È stato donato al Corteo Storico della Repubblica Fiorentina il nuovo abito de ‘La Bella di Tiziano’, realizzato durante il corso di sartoria gratuito promosso grazie al contributo di Fondazione CR Firenze e Associazione OMA. La presentazione del sontuoso abito si è svolta questa mattina, a Spazio NOTA, dove il corso si è svolto dall’8 al 13 marzo. Erano presenti la consigliera di Fondazione CR Firenze Oliva Scaramuzzi, il consigliere speciale alle tradizioni popolari del Comune di Firenze Michele Pierguidi, il vicepresidente dell’Associazione OMA Giovanni Fossi, il Direttore del Corteo Storico della Repubblica Fiorentina e del Calcio Storico Fiorentino Filippo Giovannelli. Sono intervenuti a presentare l’abito anche la docente del corso, la fashion designer Vittoria Valzania, e il Maestro Riccardo Penko che ha creato i gioielli che accompagnano il vestito. L’iniziativa è stata realizzata con il patrocinio del Comune di Firenze e in collaborazione con il Corteo Storico della Repubblica Fiorentina.

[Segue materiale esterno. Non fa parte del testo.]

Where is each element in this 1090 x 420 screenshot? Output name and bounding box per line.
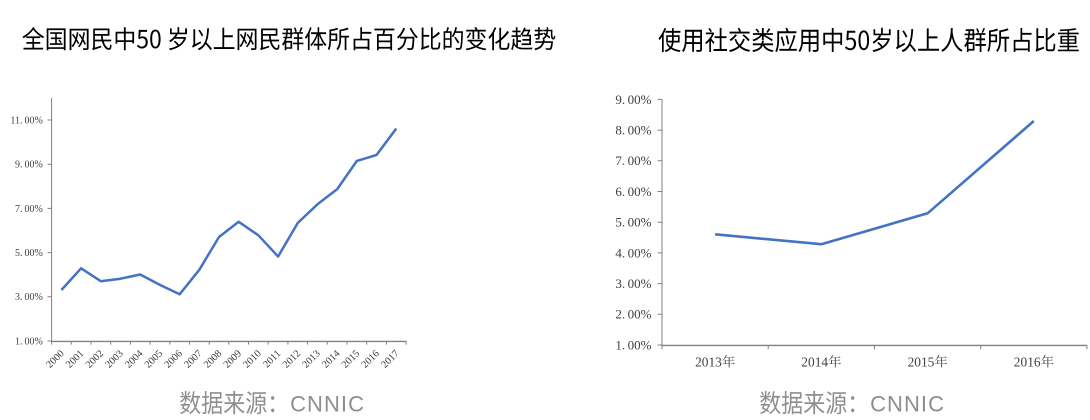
- svg-text:2013: 2013: [695, 355, 722, 370]
- svg-text:3. 00%: 3. 00%: [15, 292, 43, 303]
- svg-text:7. 00%: 7. 00%: [15, 204, 43, 215]
- svg-text:5. 00%: 5. 00%: [615, 215, 651, 230]
- svg-text:7. 00%: 7. 00%: [615, 153, 651, 168]
- svg-text:2016: 2016: [1014, 355, 1041, 370]
- svg-text:5. 00%: 5. 00%: [15, 248, 43, 259]
- svg-text:CNNIC: CNNIC: [870, 391, 945, 416]
- svg-text:4. 00%: 4. 00%: [615, 245, 651, 260]
- svg-text:1. 00%: 1. 00%: [615, 337, 651, 352]
- svg-text:6. 00%: 6. 00%: [615, 184, 651, 199]
- svg-text:3. 00%: 3. 00%: [615, 276, 651, 291]
- svg-text:CNNIC: CNNIC: [290, 391, 365, 416]
- svg-text:9. 00%: 9. 00%: [615, 92, 651, 107]
- svg-text:8. 00%: 8. 00%: [615, 123, 651, 138]
- svg-text:1. 00%: 1. 00%: [15, 336, 43, 347]
- svg-text:11. 00%: 11. 00%: [10, 115, 42, 126]
- svg-text:9. 00%: 9. 00%: [15, 160, 43, 171]
- svg-text:2014: 2014: [801, 355, 828, 370]
- svg-text:2015: 2015: [908, 355, 935, 370]
- svg-text:2. 00%: 2. 00%: [615, 307, 651, 322]
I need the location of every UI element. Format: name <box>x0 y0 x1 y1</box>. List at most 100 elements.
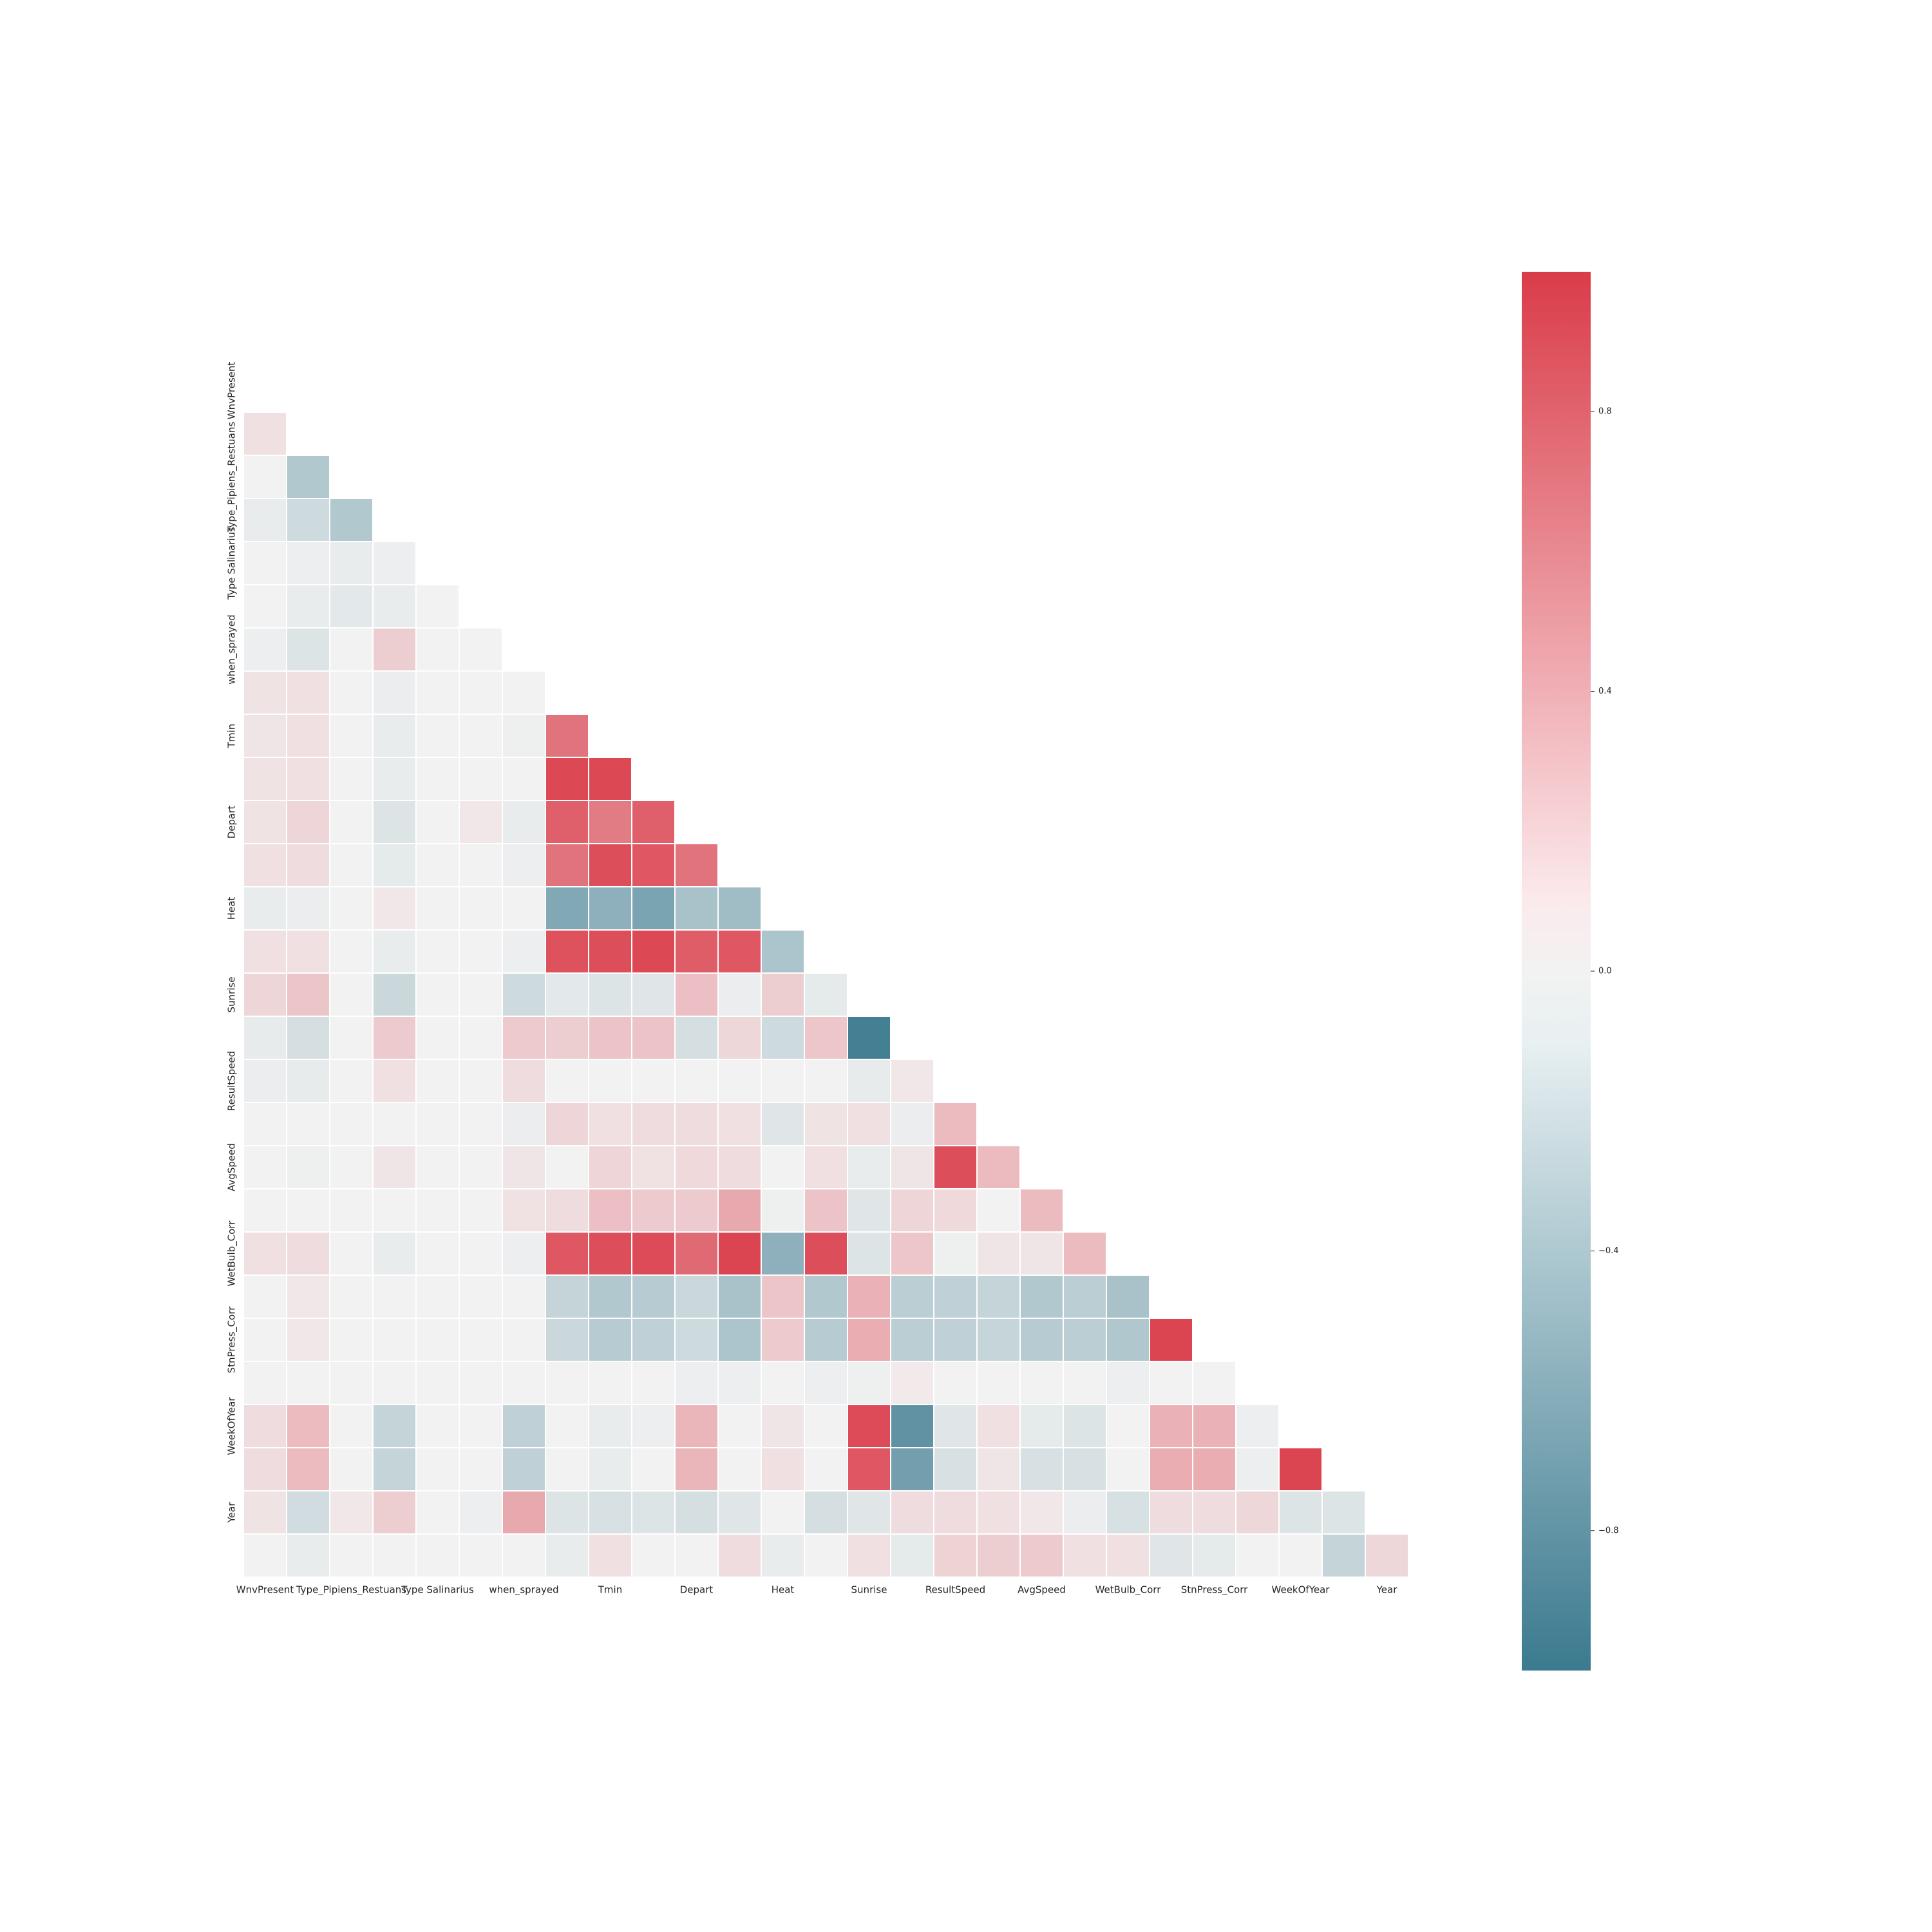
heatmap-cell-26-8 <box>588 1490 632 1535</box>
heatmap-cell-10-5 <box>459 800 503 844</box>
heatmap-cell-24-5 <box>459 1404 503 1448</box>
heatmap-cell-24-8 <box>588 1404 632 1448</box>
heatmap-cell-4-3 <box>372 541 417 585</box>
heatmap-cell-12-0 <box>243 886 287 931</box>
heatmap-cell-19-8 <box>588 1188 632 1233</box>
heatmap-cell-18-8 <box>588 1145 632 1189</box>
heatmap-cell-21-9 <box>631 1274 676 1319</box>
heatmap-cell-21-0 <box>243 1274 287 1319</box>
heatmap-cell-24-15 <box>890 1404 934 1448</box>
heatmap-cell-25-16 <box>933 1447 978 1492</box>
heatmap-cell-25-20 <box>1106 1447 1150 1492</box>
heatmap-cell-27-1 <box>286 1533 330 1578</box>
heatmap-cell-21-13 <box>804 1274 848 1319</box>
x-tick-label: when_sprayed <box>489 1584 558 1596</box>
heatmap-cell-5-1 <box>286 584 330 629</box>
heatmap-cell-25-23 <box>1235 1447 1280 1492</box>
heatmap-cell-17-5 <box>459 1102 503 1146</box>
x-tick-label: WetBulb_Corr <box>1095 1584 1162 1596</box>
heatmap-cell-17-11 <box>717 1102 762 1146</box>
heatmap-cell-25-7 <box>545 1447 589 1492</box>
colorbar-tick-labels: 0.8 0.4 0.0 −0.4 −0.8 <box>1591 407 1619 1535</box>
heatmap-cell-14-10 <box>674 972 719 1017</box>
x-tick-label: ResultSpeed <box>925 1584 985 1596</box>
heatmap-cell-24-14 <box>847 1404 891 1448</box>
heatmap-cell-19-7 <box>545 1188 589 1233</box>
heatmap-cell-24-13 <box>804 1404 848 1448</box>
heatmap-cell-9-4 <box>415 757 460 801</box>
heatmap-cell-15-7 <box>545 1016 589 1060</box>
heatmap-cell-27-7 <box>545 1533 589 1578</box>
heatmap-cell-7-0 <box>243 670 287 715</box>
heatmap-cell-24-22 <box>1192 1404 1236 1448</box>
heatmap-cell-18-11 <box>717 1145 762 1189</box>
heatmap-cell-25-6 <box>502 1447 546 1492</box>
heatmap-cell-18-7 <box>545 1145 589 1189</box>
heatmap-cell-12-8 <box>588 886 632 931</box>
heatmap-cell-27-11 <box>717 1533 762 1578</box>
y-tick-label: when_sprayed <box>226 614 238 684</box>
heatmap-cell-25-5 <box>459 1447 503 1492</box>
heatmap-cell-9-8 <box>588 757 632 801</box>
heatmap-cell-12-6 <box>502 886 546 931</box>
heatmap-cell-22-9 <box>631 1318 676 1362</box>
heatmap-cell-23-6 <box>502 1361 546 1405</box>
colorbar-tick-label: −0.4 <box>1598 1246 1619 1256</box>
heatmap-cell-11-3 <box>372 843 417 887</box>
heatmap-cell-23-15 <box>890 1361 934 1405</box>
heatmap-cell-27-2 <box>329 1533 374 1578</box>
heatmap-cell-22-3 <box>372 1318 417 1362</box>
heatmap-cell-26-14 <box>847 1490 891 1535</box>
y-tick-label: Sunrise <box>226 977 238 1013</box>
heatmap-cell-18-3 <box>372 1145 417 1189</box>
heatmap-cell-21-12 <box>761 1274 805 1319</box>
heatmap-cell-22-10 <box>674 1318 719 1362</box>
heatmap-cell-24-16 <box>933 1404 978 1448</box>
heatmap-cell-18-6 <box>502 1145 546 1189</box>
heatmap-cell-21-18 <box>1019 1274 1064 1319</box>
heatmap-cell-25-10 <box>674 1447 719 1492</box>
heatmap-cell-24-11 <box>717 1404 762 1448</box>
heatmap-cell-22-6 <box>502 1318 546 1362</box>
heatmap-cell-23-13 <box>804 1361 848 1405</box>
heatmap-cell-18-12 <box>761 1145 805 1189</box>
heatmap-cell-25-22 <box>1192 1447 1236 1492</box>
y-tick-label: WnvPresent <box>226 362 238 420</box>
heatmap-cell-17-10 <box>674 1102 719 1146</box>
heatmap-cell-11-4 <box>415 843 460 887</box>
x-tick-label: Type_Pipiens_Restuans <box>296 1584 406 1596</box>
heatmap-cell-23-19 <box>1063 1361 1107 1405</box>
heatmap-cell-23-12 <box>761 1361 805 1405</box>
heatmap-cell-23-9 <box>631 1361 676 1405</box>
heatmap-cell-26-6 <box>502 1490 546 1535</box>
heatmap-cell-11-0 <box>243 843 287 887</box>
heatmap-cell-7-5 <box>459 670 503 715</box>
heatmap-cell-26-19 <box>1063 1490 1107 1535</box>
y-tick-label: Tmin <box>226 724 238 748</box>
heatmap-cell-16-4 <box>415 1059 460 1103</box>
heatmap-cell-22-14 <box>847 1318 891 1362</box>
heatmap-cell-23-17 <box>976 1361 1021 1405</box>
heatmap-cell-16-1 <box>286 1059 330 1103</box>
heatmap-cell-19-16 <box>933 1188 978 1233</box>
heatmap-cell-24-19 <box>1063 1404 1107 1448</box>
heatmap-cell-22-16 <box>933 1318 978 1362</box>
heatmap-cell-21-19 <box>1063 1274 1107 1319</box>
heatmap-cell-6-1 <box>286 627 330 672</box>
heatmap-cell-7-4 <box>415 670 460 715</box>
heatmap-cell-24-12 <box>761 1404 805 1448</box>
heatmap-cell-18-1 <box>286 1145 330 1189</box>
heatmap-cell-21-1 <box>286 1274 330 1319</box>
heatmap-cell-23-21 <box>1149 1361 1193 1405</box>
heatmap-cell-27-3 <box>372 1533 417 1578</box>
heatmap-cell-13-3 <box>372 929 417 974</box>
heatmap-cell-9-2 <box>329 757 374 801</box>
heatmap-cell-19-13 <box>804 1188 848 1233</box>
heatmap-cell-26-21 <box>1149 1490 1193 1535</box>
heatmap-cell-11-2 <box>329 843 374 887</box>
heatmap-cell-26-18 <box>1019 1490 1064 1535</box>
heatmap-cell-1-0 <box>243 412 287 456</box>
heatmap-cell-26-16 <box>933 1490 978 1535</box>
heatmap-cell-27-0 <box>243 1533 287 1578</box>
heatmap-cell-27-17 <box>976 1533 1021 1578</box>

Il Corteo Storico della Repubblica Fiorentina ha introdotto le figure femminili in modo permanente e si è strutturato negli anni ’80. A questo periodo risalgono i primi abiti delle Madonne Fiorentine, abiti ispirati ai quadri di personaggi rinascimentali illustri e influenti a Firenze. L’abito della Capogruppo delle Madonne fiorentine Natascha Ferrucci è quello indossato da ‘La Bella di Tiziano’, sconosciuta nobildonna raffigurata da Tiziano in un quadro della metà del Cinquecento, arrivato a Firenze con Vittoria della Rovere, quinta Granduchessa di Toscana, oggi esposto alla Galleria Palatina. L’idea di realizzare un nuovo abito destinato alla capogruppo è nata dall’esigenza di attualizzare quello di oltre trent’anni fa, più volte rimaneggiato per adattarlo alle diverse Madonne che l’hanno indossato, migliorandone alcune caratteristiche: tessuto più leggero e traspirante, decorazioni fisse e maggior armonia rispetto al resto del gruppo delle Madonne.

L’abito
Il nuovo abito è una rivisitazione fedele del dipinto e più integrata rispetto al resto del corteo. L’abito originale de ‘La Bella di Tiziano’ era formato da maniche removibili fermate attraverso fiocchi e lacci e dalla camicia allacciata, ma per esigenze di vestibilità è stato semplificato in un pezzo unico. Il tessuto originale era damasco, qui sostituito con una stoffa misto seta più usabile nelle diverse stagioni. Il risultato è simile all’abito originale del dipinto. Durante il corso, composto da nove partecipanti perlopiù professioniste di età compresa tra i 29 e i 55 anni, sono stati cuciti e assemblati i pezzi dell’abito già tagliati in precedenza. Il lavoro più complesso è stato realizzare le maniche, composte da circa 30 pezzi fra bordi di velluto, ricami, fiocchi e sbuffi, e il corpetto che consentiva di lavorarci soltanto a turni. L’abito è stato confezionato in tempi record (4 giorni e mezzo di lavoro) anche grazie al livello avanzato delle partecipanti.

I gioielli
I gioielli prodotti da Riccardo Penko, sono composti da orecchini, in argento dorato, realizzati completamente a mano, secondo le antiche tecniche della tradizione orafa fiorentina. Il gioiello è composto da due lastre sovrapposte traforate a forma di petalo, sbalzate e incise, su cui poggia un castone smerlato che racchiude al suo interno un granato a taglio antico. La forma dell’orecchino richiama quella rappresentata nel dipinto de ‘La Bella di Tiziano’. Sia il pernio a forma di goccia che il castone ed i petali sono interamente decorati con la tecnica del penkato che conferisce luminosità all’opera. Infine l’orecchino termina con una perla dalla tonalità dorata, dalla forma sferica, abbracciata da elementi traforati e dorati. La catena a maglie intrecciate in lega dorata compone un motivo asimmetrico e irregolare, sia per il numero degli elementi che per la loro lunghezza. Le maglie sono lavorate con la tecnica del “cesoro”. La cintura in stoffa è stata impreziosita con sette cerchi dorati e traforati con motivi geometrici ispirati al Rinascimento. Ogni anello è diverso dall’altro per creare movimento all’intera cintura.